So, last night we had prayer meeting and I was so excited to attend and lead it, although I knew I’d not been going to the church long enough to command a following of most of the members and that I didn’t know how things happened here. I remember being frustrated that everyone weren’t participating and that there was not more silence during the meeting. Now, looking back even only 8 weeks or so ago, I feel my frustrations and concerns were fully unjustified. However, any heartache could have been avoided if I’d just had a discussion with the other leaders about what the plan was and how it’d be worked out. Instead, I just allowed stuff to go with the flow because I didn’t feel I had the social capital to raise my concerns. This was a case of what my wife calls “false humility.”
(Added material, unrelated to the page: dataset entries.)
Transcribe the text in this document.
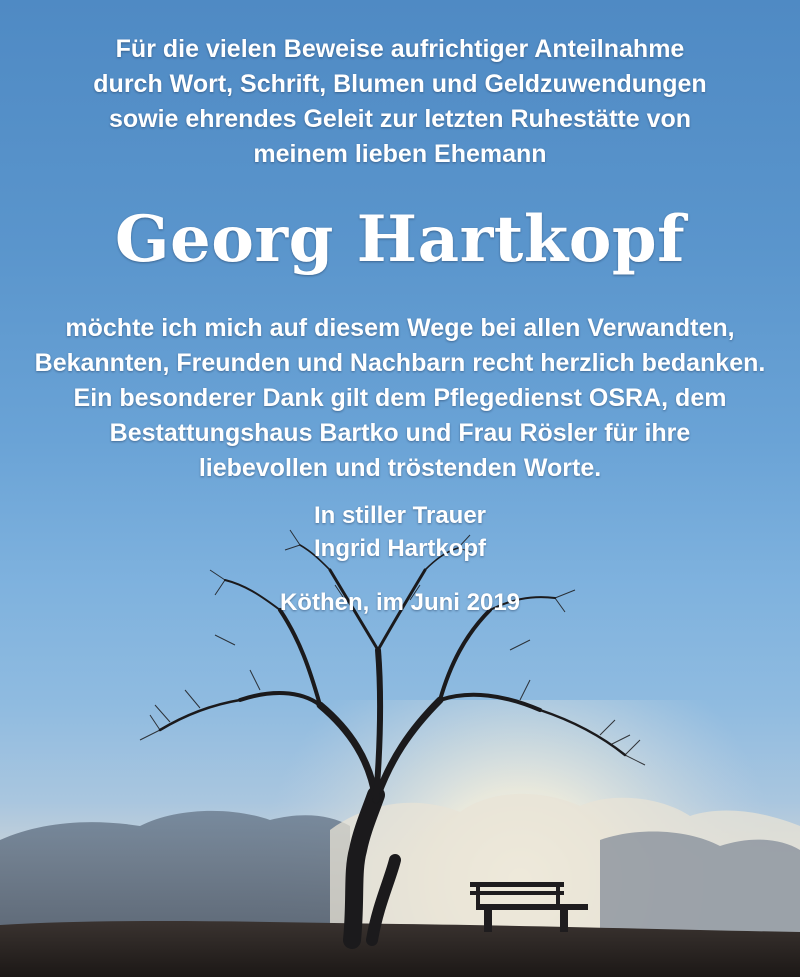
Für die vielen Beweise aufrichtiger Anteilnahme
durch Wort, Schrift, Blumen und Geldzuwendungen
sowie ehrendes Geleit zur letzten Ruhestätte von
meinem lieben Ehemann
Georg Hartkopf
möchte ich mich auf diesem Wege bei allen Verwandten,
Bekannten, Freunden und Nachbarn recht herzlich bedanken.
Ein besonderer Dank gilt dem Pflegedienst OSRA, dem
Bestattungshaus Bartko und Frau Rösler für ihre
liebevollen und tröstenden Worte.
In stiller Trauer
Ingrid Hartkopf
Köthen, im Juni 2019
False humility says that we don’t speak our concerns in love because we don’t feel we have the position, or we don’t trust the gift God has given us. I think this is rooted in unbelief and that if it were rooted in belief, I’d speak if I think I have something that will build up the community, and give folks the freedom to respond, whether or not they are okay with what I have to say.
Most of the reason I’m upset is that I had a plan and we didn’t use it. Now, looking back, I think it’s better that we never use the plan, and transition more to a “prayer letter” model. I also pray that God will use this to humble me since prayer was not a spiritual gift of mine, and I’m just excited to be helping my new church in a meaningful way.